Rektör seçimiyle ilişkili olan bu KHK’yi, OHAL ile ilişkili olmadığından o zaman iptal etmiş olması gereken AYM, rektör atamalarının KHK ile yapılamayacağına ve yeni bir düzenleme yapılması için bir yıl süre verilmesine ancak 4 Haziran 2024 günü karar verebilmiştir. AYM’nin bu kararı, yaklaşık 8 yıl gecikmiş ve atı alan Üsküdar’a geçmiş olsa da, hukuksal açıdan önemlidir. Önemli olduğu kadar da 8 yıldır hukuksuz atama yapıldığının bir kanıtıdır.
676 sayılı OHAL KHK’sinin zamanında iptal edilmemiş olması, akademik yaşama onarılması güç darbeler vurmuştur. 29 Ekim 2016’dan sonra, AKP yandaşı olmayan hiçbir kimse rektör olarak atanmamıştır. Batı dünyası ilahiyatçı rektör atanmasına 200 yıl kadar önce son vermişken, bizde rektörlerin önemli bir bölümü imam hatipli ya da ilahiyatçılardan seçilmiştir. Kayyım niteliğinde olan rektörlerle üniversiteler AKP’lileşmiş, üniversiteler içine kapanıp ülkede yaşanan ekonomik, siyasal, hukuksal ve sosyal sorunları görmezden gelmeye başlamışlardır. Üniversitelerde hukuk dışı yöntemlerle yandaş akademisyen ve idari personel alımı hızlanmıştır. Laik eğitimi savunan sendikaların üye çoğunluğuna sahip olduğu üniversitelerde, geçen günlerde BÜ’de de yaşandığı gibi, üye çoğunluğu laik, bilimsel ve karma eğitim karşıtı AKP yandaşı sendikanın eline geçmiştir.

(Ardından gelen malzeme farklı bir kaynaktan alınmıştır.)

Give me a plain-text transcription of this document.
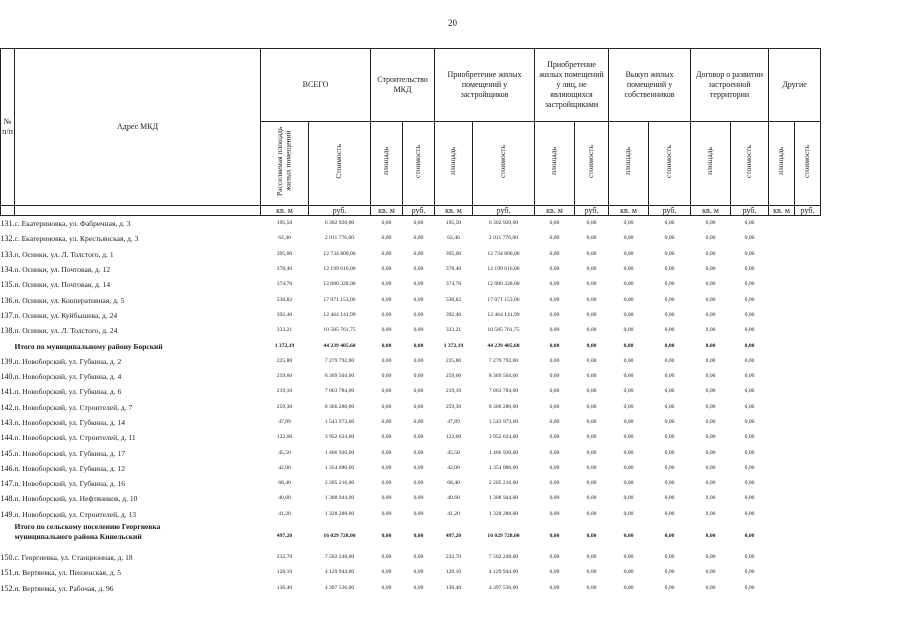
20
№ п/п	Адрес МКД	ВСЕГО		Строительство МКД		Приобретение жилых помещений у застройщиков		Приобретение жилых помещений у лиц, не являющихся застройщиками		Выкуп жилых помещений у собственников		Договор о развитии застроенной территории		Другие	
		Расселяемая площадь жилых помещений	Стоимость	площадь	стоимость	площадь	стоимость	площадь	стоимость	площадь	стоимость	площадь	стоимость	площадь	стоимость
		кв. м	руб.	кв. м	руб.	кв. м	руб.	кв. м	руб.	кв. м	руб.	кв. м	руб.	кв. м	руб.
131.	с. Екатериновка, ул. Фабричная, д. 3	195,50	6 302 920,00	0,00	0,00	195,50	6 302 920,00	0,00	0,00	0,00	0,00	0,00	0,00		
132.	с. Екатериновка, ул. Крестьянская, д. 3	62,40	2 011 776,00	0,00	0,00	62,40	2 011 776,00	0,00	0,00	0,00	0,00	0,00	0,00		
133.	п. Осинки, ул. Л. Толстого, д. 1	395,00	12 734 800,00	0,00	0,00	395,00	12 734 800,00	0,00	0,00	0,00	0,00	0,00	0,00		
134.	п. Осинки, ул. Почтовая, д. 12	378,40	12 199 616,00	0,00	0,00	378,40	12 199 616,00	0,00	0,00	0,00	0,00	0,00	0,00		
135.	п. Осинки, ул. Почтовая, д. 14	374,70	12 080 328,00	0,00	0,00	374,70	12 080 328,00	0,00	0,00	0,00	0,00	0,00	0,00		
136.	п. Осинки, ул. Кооперативная, д. 5	538,82	17 071 153,06	0,00	0,00	538,82	17 071 153,06	0,00	0,00	0,00	0,00	0,00	0,00		
137.	п. Осинки, ул. Куйбышева, д. 24	392,40	12 464 141,99	0,00	0,00	392,40	12 464 141,99	0,00	0,00	0,00	0,00	0,00	0,00		
138.	п. Осинки, ул. Л. Толстого, д. 24	333,21	10 585 761,75	0,00	0,00	333,21	10 585 761,75	0,00	0,00	0,00	0,00	0,00	0,00		
	Итого по муниципальному району Борский	1 372,19	44 239 405,60	0,00	0,00	1 372,19	44 239 405,60	0,00	0,00	0,00	0,00	0,00	0,00		
139.	п. Новоборский, ул. Губкина, д. 2	225,80	7 279 792,00	0,00	0,00	225,80	7 279 792,00	0,00	0,00	0,00	0,00	0,00	0,00		
140.	п. Новоборский, ул. Губкина, д. 4	259,60	8 369 504,00	0,00	0,00	259,60	8 369 504,00	0,00	0,00	0,00	0,00	0,00	0,00		
141.	п. Новоборский, ул. Губкина, д. 6	219,10	7 063 784,00	0,00	0,00	219,10	7 063 784,00	0,00	0,00	0,00	0,00	0,00	0,00		
142.	п. Новоборский, ул. Строителей, д. 7	259,30	8 366 280,00	0,00	0,00	259,30	8 366 280,00	0,00	0,00	0,00	0,00	0,00	0,00		
143.	п. Новоборский, ул. Губкина, д. 14	47,89	1 543 973,60	0,00	0,00	47,89	1 543 973,60	0,00	0,00	0,00	0,00	0,00	0,00		
144.	п. Новоборский, ул. Строителей, д. 11	122,60	3 952 624,00	0,00	0,00	122,60	3 952 624,00	0,00	0,00	0,00	0,00	0,00	0,00		
145.	п. Новоборский, ул. Губкина, д. 17	45,50	1 466 920,00	0,00	0,00	45,50	1 466 920,00	0,00	0,00	0,00	0,00	0,00	0,00		
146.	п. Новоборский, ул. Губкина, д. 12	42,00	1 354 080,00	0,00	0,00	42,00	1 354 080,00	0,00	0,00	0,00	0,00	0,00	0,00		
147.	п. Новоборский, ул. Губкина, д. 16	68,40	2 205 216,00	0,00	0,00	68,40	2 205 216,00	0,00	0,00	0,00	0,00	0,00	0,00		
148.	п. Новоборский, ул. Нефтяников, д. 10	40,60	1 308 944,00	0,00	0,00	40,60	1 308 944,00	0,00	0,00	0,00	0,00	0,00	0,00		
149.	п. Новоборский, ул. Строителей, д. 13	41,20	1 328 288,00	0,00	0,00	41,20	1 328 288,00	0,00	0,00	0,00	0,00	0,00	0,00		

	Итого по сельскому поселению Георгиевка
муниципального района Кинельский	497,20	16 029 728,00	0,00	0,00	497,20	16 029 728,00	0,00	0,00	0,00	0,00	0,00	0,00		
150.	с. Георгиевка, ул. Станционная, д. 18	232,70	7 502 248,00	0,00	0,00	232,70	7 502 248,00	0,00	0,00	0,00	0,00	0,00	0,00		
151.	п. Вертяевка, ул. Пензенская, д. 5	128,10	4 129 944,00	0,00	0,00	128,10	4 129 944,00	0,00	0,00	0,00	0,00	0,00	0,00		
152.	п. Вертяевка, ул. Рабочая, д. 96	136,40	4 397 536,00	0,00	0,00	136,40	4 397 536,00	0,00	0,00	0,00	0,00	0,00	0,00		
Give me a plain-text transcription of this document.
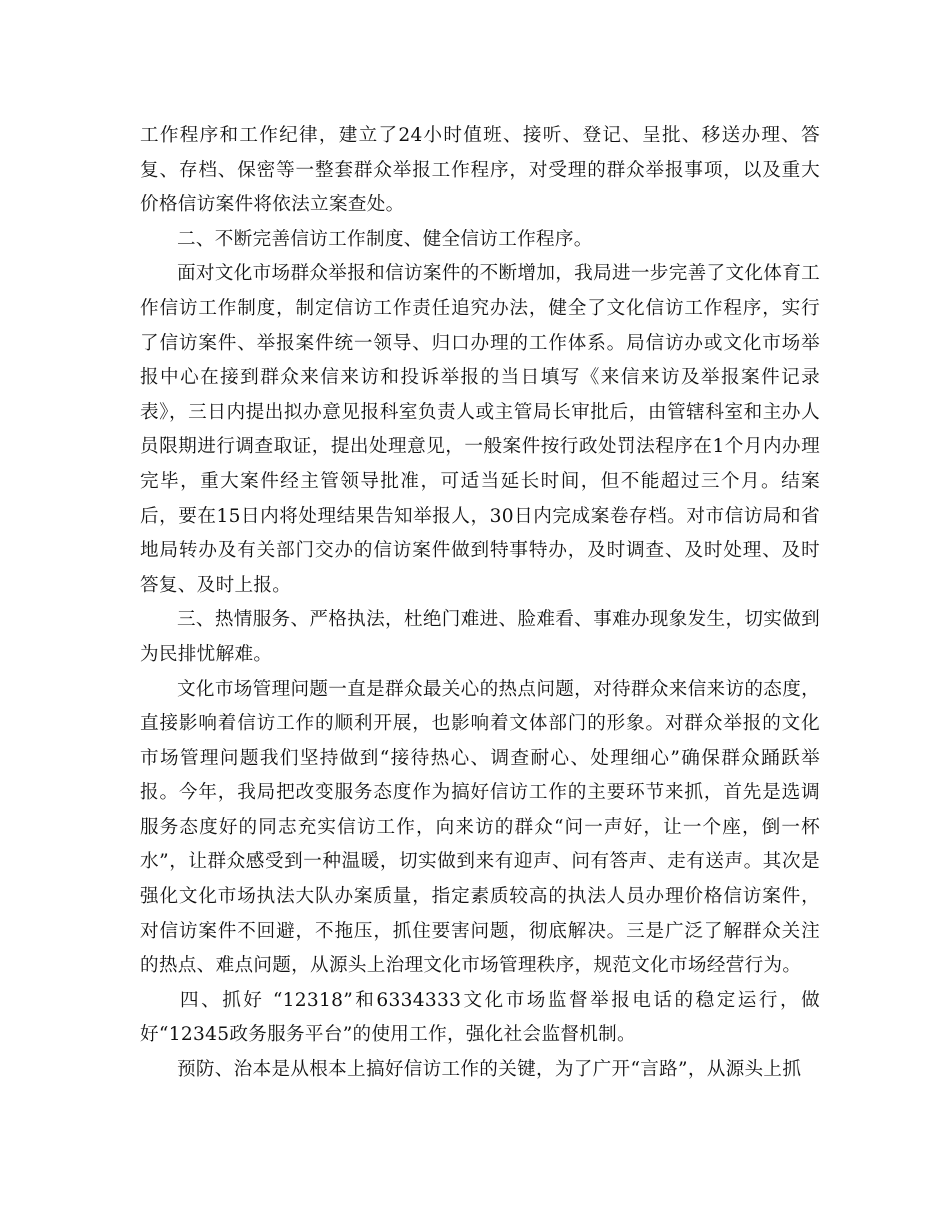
工作程序和工作纪律，建立了24小时值班、接听、登记、呈批、移送办理、答复、存档、保密等一整套群众举报工作程序，对受理的群众举报事项，以及重大价格信访案件将依法立案查处。

二、不断完善信访工作制度、健全信访工作程序。

面对文化市场群众举报和信访案件的不断增加，我局进一步完善了文化体育工作信访工作制度，制定信访工作责任追究办法，健全了文化信访工作程序，实行了信访案件、举报案件统一领导、归口办理的工作体系。局信访办或文化市场举报中心在接到群众来信来访和投诉举报的当日填写《来信来访及举报案件记录表》，三日内提出拟办意见报科室负责人或主管局长审批后，由管辖科室和主办人员限期进行调查取证，提出处理意见，一般案件按行政处罚法程序在1个月内办理完毕，重大案件经主管领导批准，可适当延长时间，但不能超过三个月。结案后，要在15日内将处理结果告知举报人，30日内完成案卷存档。对市信访局和省地局转办及有关部门交办的信访案件做到特事特办，及时调查、及时处理、及时答复、及时上报。

三、热情服务、严格执法，杜绝门难进、脸难看、事难办现象发生，切实做到为民排忧解难。

文化市场管理问题一直是群众最关心的热点问题，对待群众来信来访的态度，直接影响着信访工作的顺利开展，也影响着文体部门的形象。对群众举报的文化市场管理问题我们坚持做到“接待热心、调查耐心、处理细心”确保群众踊跃举报。今年，我局把改变服务态度作为搞好信访工作的主要环节来抓，首先是选调服务态度好的同志充实信访工作，向来访的群众“问一声好，让一个座，倒一杯水”，让群众感受到一种温暖，切实做到来有迎声、问有答声、走有送声。其次是强化文化市场执法大队办案质量，指定素质较高的执法人员办理价格信访案件，对信访案件不回避，不拖压，抓住要害问题，彻底解决。三是广泛了解群众关注的热点、难点问题，从源头上治理文化市场管理秩序，规范文化市场经营行为。

四、抓好 “12318”和6334333文化市场监督举报电话的稳定运行，做好“12345政务服务平台”的使用工作，强化社会监督机制。

预防、治本是从根本上搞好信访工作的关键，为了广开“言路”，从源头上抓
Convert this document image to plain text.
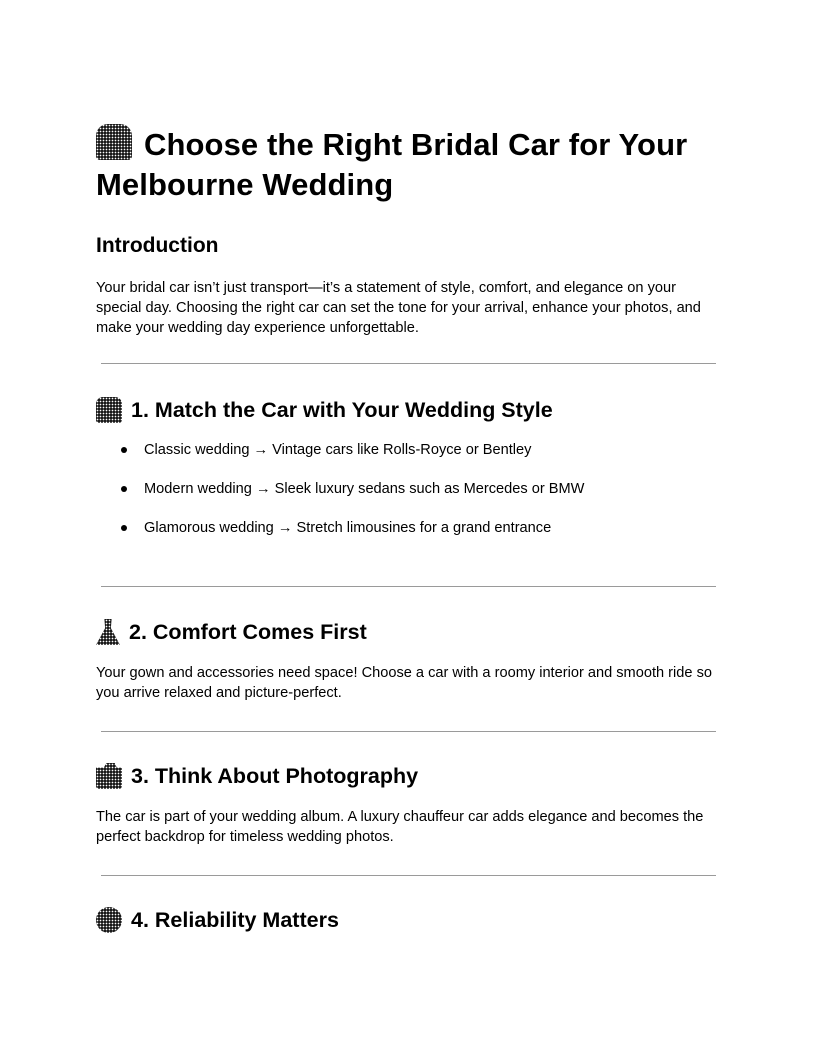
Choose the Right Bridal Car for Your Melbourne Wedding
Introduction

Your bridal car isn’t just transport—it’s a statement of style, comfort, and elegance on your special day. Choosing the right car can set the tone for your arrival, enhance your photos, and make your wedding day experience unforgettable.

1. Match the Car with Your Wedding Style
Classic wedding → Vintage cars like Rolls-Royce or Bentley
Modern wedding → Sleek luxury sedans such as Mercedes or BMW
Glamorous wedding → Stretch limousines for a grand entrance
2. Comfort Comes First

Your gown and accessories need space! Choose a car with a roomy interior and smooth ride so you arrive relaxed and picture-perfect.

3. Think About Photography

The car is part of your wedding album. A luxury chauffeur car adds elegance and becomes the perfect backdrop for timeless wedding photos.

4. Reliability Matters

AYM’nin bu iptal kararı bir hukuk zaferi sayılabilse de, iktidarın, Yargıtay’ın ve bazı mahkemelerin AYM kararlarına uymaması, bu karara da uyulmayacağı olasılığını artırmaktadır. Çünkü hukuk işlemeyince, toplumsal bir tepki oluşmadıkça AYM kararlarını geçerli kılacak bir yöntem yok gibidir. İktidar, AYM’nin bu kararına uyup bir düzenleme yapmaya kalkışsa bile, düne kadar olduğu gibi, meclis çoğunluğuna dayanarak yine istediği yöntemi, Anayasaya karşı da olsa, yasalaştırabilecektir.
Bu arada, 29 Ekim 2016’dan bu yana görev yapan rektörler hukuk dışı yolla atandıklarına göre, hukuka saygı gereği yapılması gereken ilk iş bellidir: Şu anda görevde bulunan rektörler ile bu rektörlerle işbirliği yapıp dekan bölüm başkanı gibi birim başkanları herhalde görevlerinden istifa etmelidir. Hiç değilse şu anda görevde olan rektörlerin hukukla ve üniversite anlayışıyla bağdaşmayan uygulamaları yok hükmünde sayılmalıdır.
Laik, bilimsel ve hukuka saygılı kesimlerin "hukuksal düzene" sahip çıkması her geçen gün daha da önemli hale gelmektedir.